Unfortunately I can’t simply refer you to a church to find people who are searching for more. The “church” as we know it stopped being the true church the day Constantine made Christianity the state religion of the Roman Empire: We are free from persecution; we enjoy political protection and power; our tithes and offerings are tax deductible.  Many people in your church are just trying to get by; “church” has become part of their daily grind. Some of the people there want to be ministered to, and some are searching for money, prestige, or power. You may find others like you searching for “hidden treasure” in your church but you will have to look hard.
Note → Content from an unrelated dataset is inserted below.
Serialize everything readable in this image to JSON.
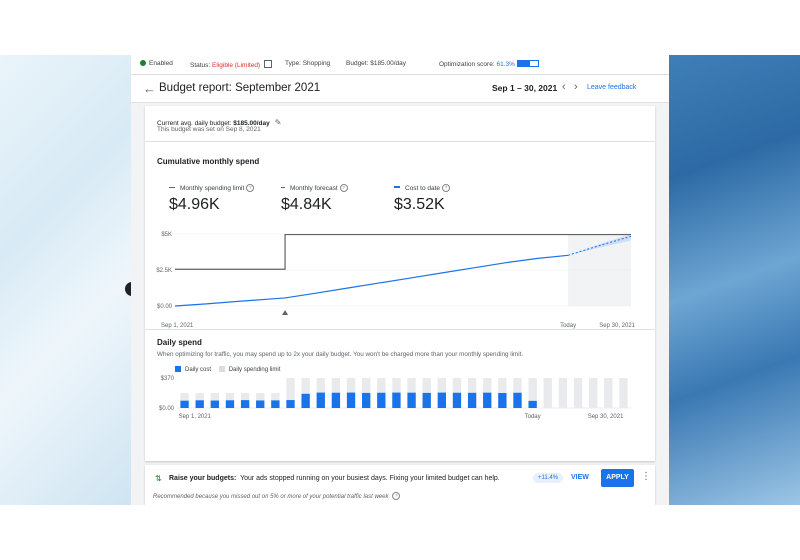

And don’t search only in your church. Remember what Jesus said: Your true family are those who seek to do the will of the Father. He didn’t say your true family are those who seek to be spiritual or religious. So look outside the church, even (gasp!) at people who aren’t Christians. Do you see people at work or the grocery store who are doing the will of God, even if they don’t know they’re doing it? These are the people you need to adopt as family.

Please don’t give up your search for God’s hidden treasure. I’m counting on you more than you know; some days I want to quit because I feel hopeless and lost. But when I see others searching for God, even just a few of you, I know my doubts and fears aren’t real but are simply a product of Satan’s work and my ego’s response to its own death.

So keep searching, and keep sharing the treasures you find.